La primera palabra que a uno le viene a la mente a la hora de hablar de una película como Unicorn Wars es chocante. Y es que todo el análisis que se pueda hacer de ella a posteriori, para bien o para mal, se mueve en los parámetros de salir, de tomar distancia, de intentar objetivar un producto que tiene la virtud política de disparar desde la doctrina del ‹shock›, generando un impacto, a través de un humor situacional inesperado, de difícil racionalización, hablando siempre en términos cinéfilos, claro está.
Pero hay que intentar hacer un ejercicio donde los árboles no tapen el bosque (mágico). Salir de esa oleada de intensa carcajada que puede provocar que un grupo de ositos de peluche (lo de sus nombres ya es insuperable) monten un comando para derrocar la tiranía de unos seres malvados en forma de unicornios. Desde este planteamiento ya parece claro que estamos ante un divertimento, una gamberrada que trata de jugar a la paradoja combinando la dulzura con comportamientos agresivos y una cantidad nada desdeñable de violencia, sangre y drogas alucinógenas.
Fácilmente podríamos considerar que el film de Alberto Vázquez es heredero espiritual de los Happy Tree Friends. Aunque algo de eso hay, sobre todo en la idea, Vázquez no quiere limitarse a generar gags, a cual más brutal, sino que hay una voluntad (a veces un tanto artificial) de vertebrar una historia con sentido, que evoluciona tanto como sus personajes, a veces por senderos previsibles, tirando de la proverbial multi-referencia cinematográfica, y a veces sorprendiendo (o pretendiéndolo) con giros inesperados de guión.

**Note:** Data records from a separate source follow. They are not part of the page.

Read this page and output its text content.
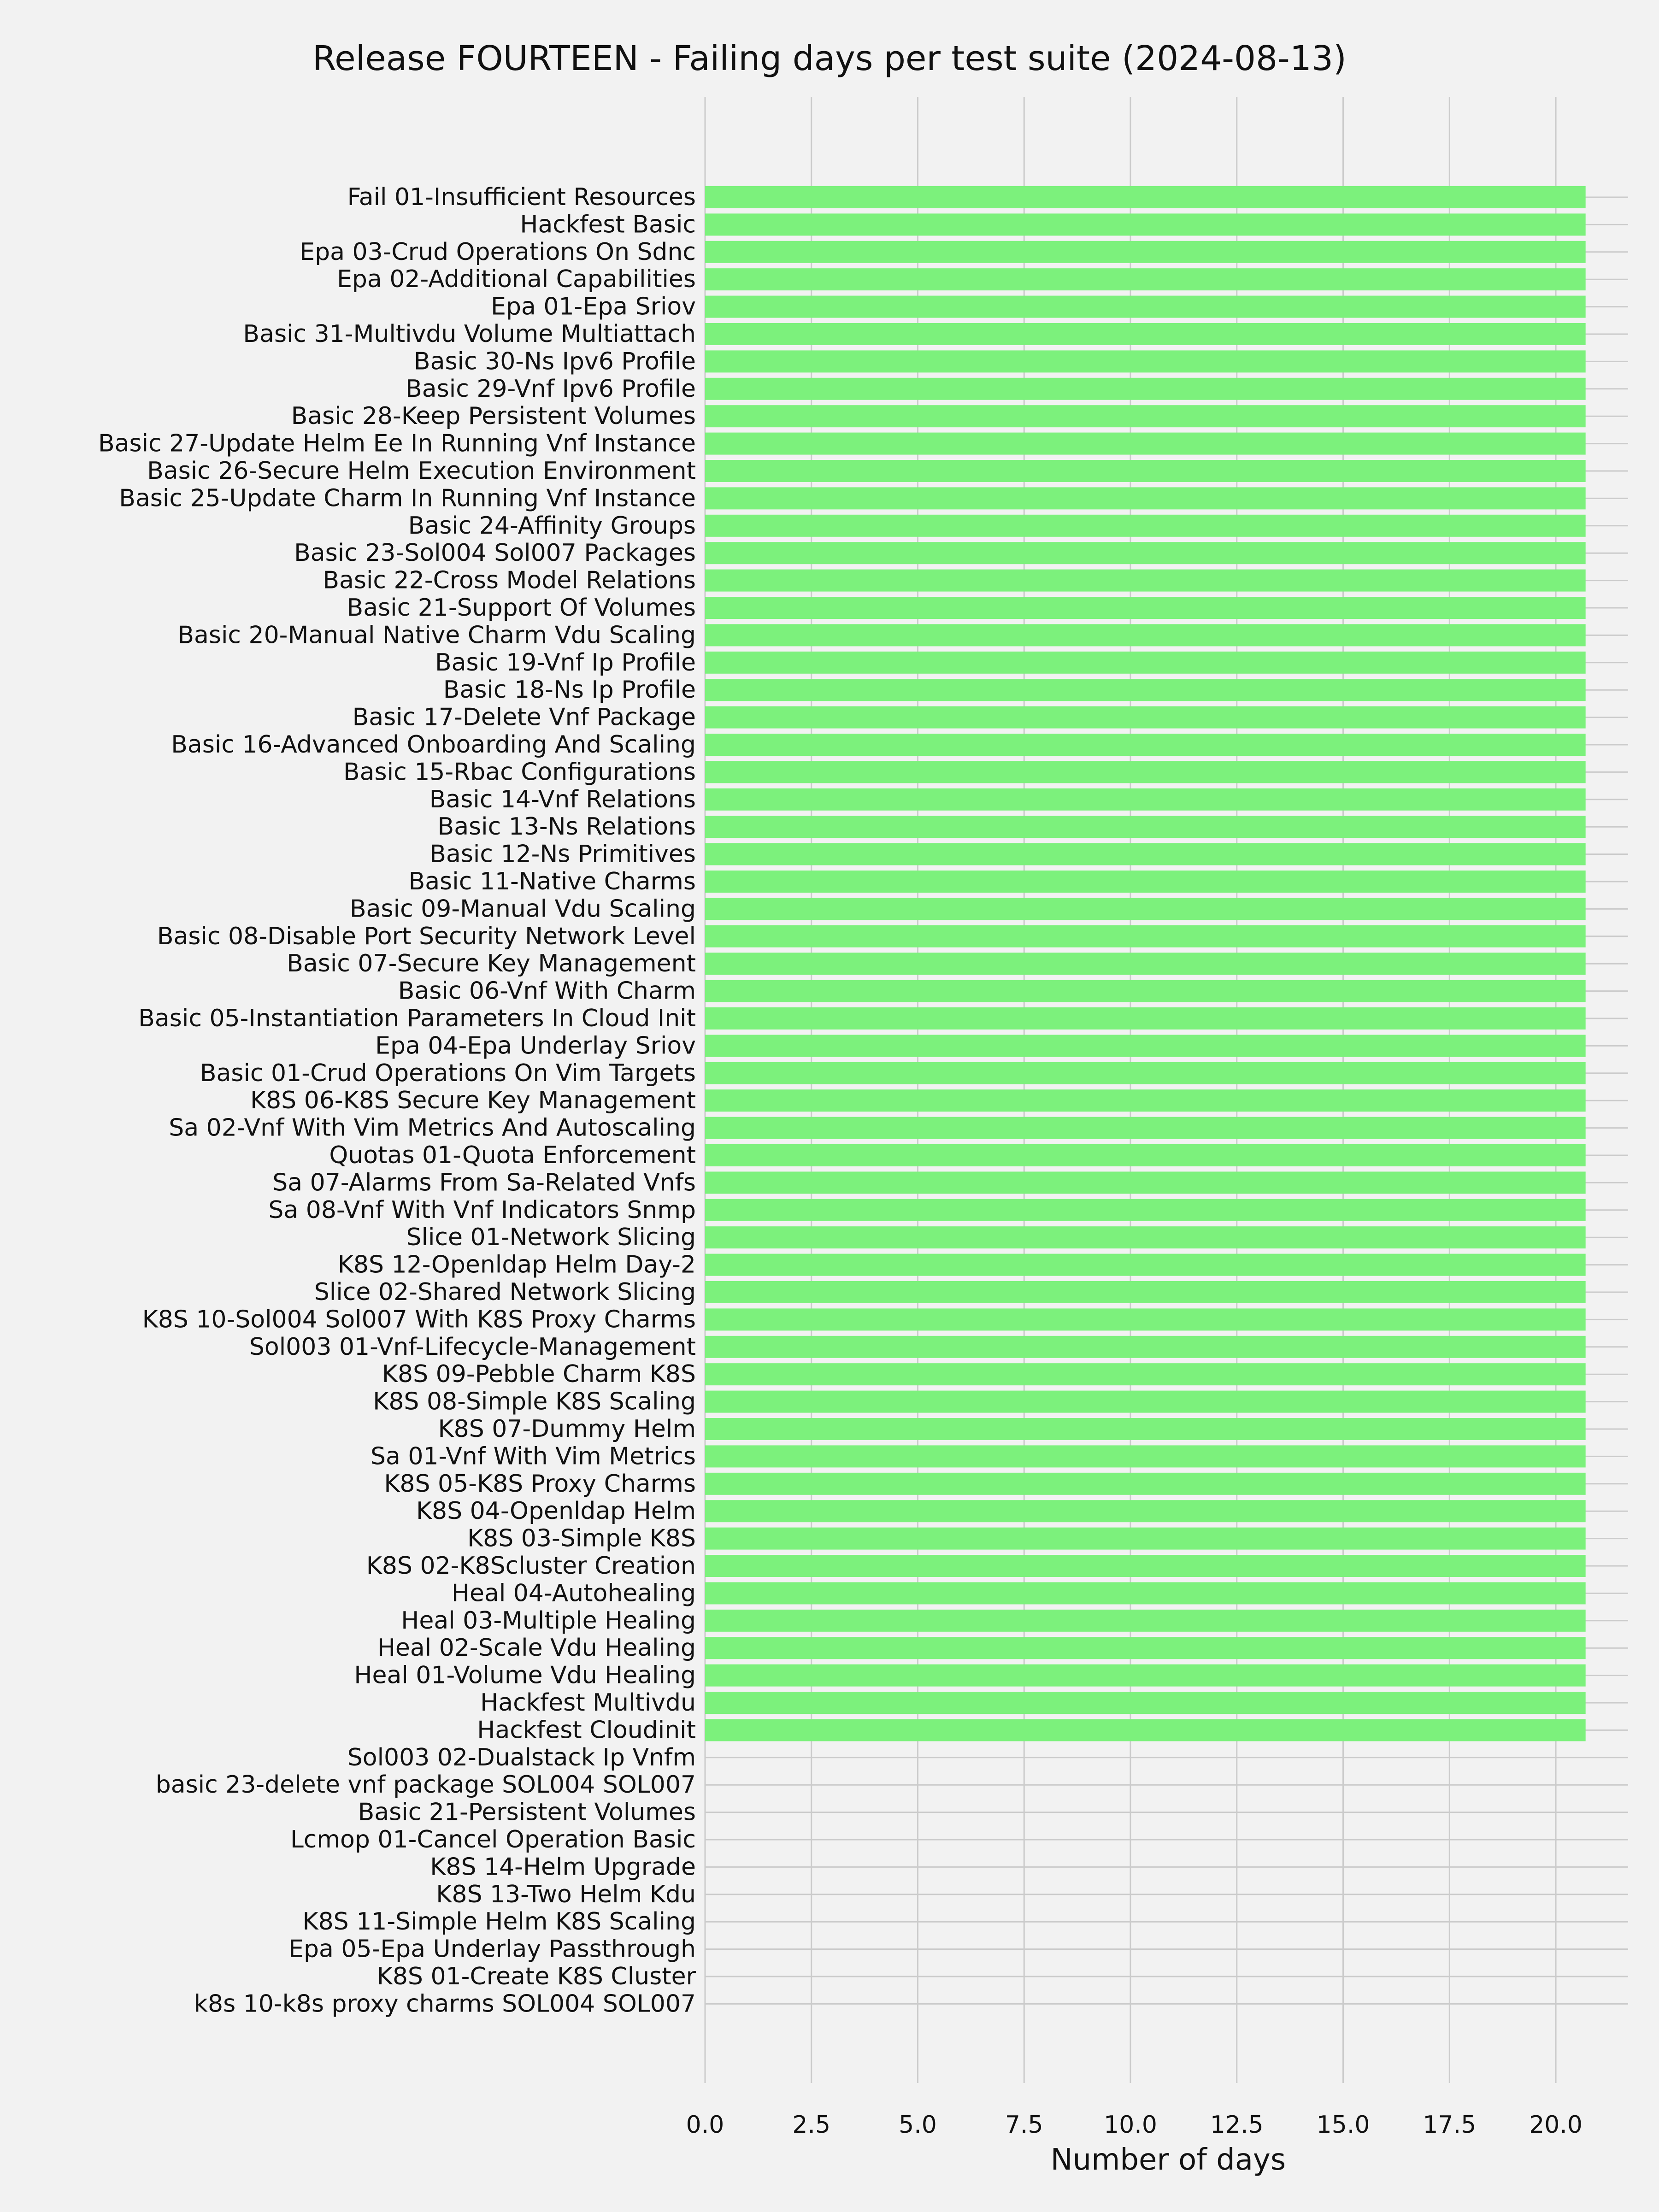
Fail 01-Insufficient Resources
Hackfest Basic
Epa 03-Crud Operations On Sdnc
Epa 02-Additional Capabilities
Epa 01-Epa Sriov
Basic 31-Multivdu Volume Multiattach
Basic 30-Ns Ipv6 Profile
Basic 29-Vnf Ipv6 Profile
Basic 28-Keep Persistent Volumes
Basic 27-Update Helm Ee In Running Vnf Instance
Basic 26-Secure Helm Execution Environment
Basic 25-Update Charm In Running Vnf Instance
Basic 24-Affinity Groups
Basic 23-Sol004 Sol007 Packages
Basic 22-Cross Model Relations
Basic 21-Support Of Volumes
Basic 20-Manual Native Charm Vdu Scaling
Basic 19-Vnf Ip Profile
Basic 18-Ns Ip Profile
Basic 17-Delete Vnf Package
Basic 16-Advanced Onboarding And Scaling
Basic 15-Rbac Configurations
Basic 14-Vnf Relations
Basic 13-Ns Relations
Basic 12-Ns Primitives
Basic 11-Native Charms
Basic 09-Manual Vdu Scaling
Basic 08-Disable Port Security Network Level
Basic 07-Secure Key Management
Basic 06-Vnf With Charm
Basic 05-Instantiation Parameters In Cloud Init
Epa 04-Epa Underlay Sriov
Basic 01-Crud Operations On Vim Targets
K8S 06-K8S Secure Key Management
Sa 02-Vnf With Vim Metrics And Autoscaling
Quotas 01-Quota Enforcement
Sa 07-Alarms From Sa-Related Vnfs
Sa 08-Vnf With Vnf Indicators Snmp
Slice 01-Network Slicing
K8S 12-Openldap Helm Day-2
Slice 02-Shared Network Slicing
K8S 10-Sol004 Sol007 With K8S Proxy Charms
Sol003 01-Vnf-Lifecycle-Management
K8S 09-Pebble Charm K8S
K8S 08-Simple K8S Scaling
K8S 07-Dummy Helm
Sa 01-Vnf With Vim Metrics
K8S 05-K8S Proxy Charms
K8S 04-Openldap Helm
K8S 03-Simple K8S
K8S 02-K8Scluster Creation
Heal 04-Autohealing
Heal 03-Multiple Healing
Heal 02-Scale Vdu Healing
Heal 01-Volume Vdu Healing
Hackfest Multivdu
Hackfest Cloudinit
Sol003 02-Dualstack Ip Vnfm
basic 23-delete vnf package SOL004 SOL007
Basic 21-Persistent Volumes
Lcmop 01-Cancel Operation Basic
K8S 14-Helm Upgrade
K8S 13-Two Helm Kdu
K8S 11-Simple Helm K8S Scaling
Epa 05-Epa Underlay Passthrough
K8S 01-Create K8S Cluster
k8s 10-k8s proxy charms SOL004 SOL007
0.0	2.5	5.0	7.5	10.0 12.5 15.0 17.5 20.0
Release FOURTEEN - Failing days per test suite (2024-08-13)
Number of days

Pero lo que verdaderamente deberíamos destacar de Unicorn Wars no es tanto su capacidad de generar un divertimento indiscutible, sino de como colocar ahí temáticas de diversa índole. ‹Bullying›, antimilitarismo, relaciones (complicadas) familiares, asesinato, religión, abuso de drogas, la condición humana y, sobrevolando por encima de todo ello, la idea de que la violencia puede parecer justificable o divertida pero que no es más que el elemento necesario para asegurar la destrucción de todo e incluso, fomentar un renacimiento estructural con peores herederos del mundo.
Este, sin embargo es el peligro: No es que estemos ante un film “tarantiniano”, ni mucho menos, pero al igual que este, consigue una estilización tan ‹cool› de la violencia y unos personajes tan absolutamente carismáticos que, por mucho que nos horrorice un baño de sangre, no podemos dejar, de alguna manera, de desear más y, por supuesto, recordar esas ‹set pieces› de obsequio hemoglobínico que el mensaje que hay detrás de todo ello.
Aún así, hay que reconocer que estamos ante un film absolutamente divertido y memorable. Quizá no tan original como se cree y al que en su ambición tira demasiado de exceso de gags y metraje. Detalles que si bien se hacen manifiestos en una reflexión posterior quedan como pequeños detalles al lado del buen (y a veces mal) rato que nos hace pasar. Una experiencia gratificante en su exceso que confirma que las apariencias engañan tanto como un peluche amoroso pero que, aún así, querríamos abrazarlo fuertemente.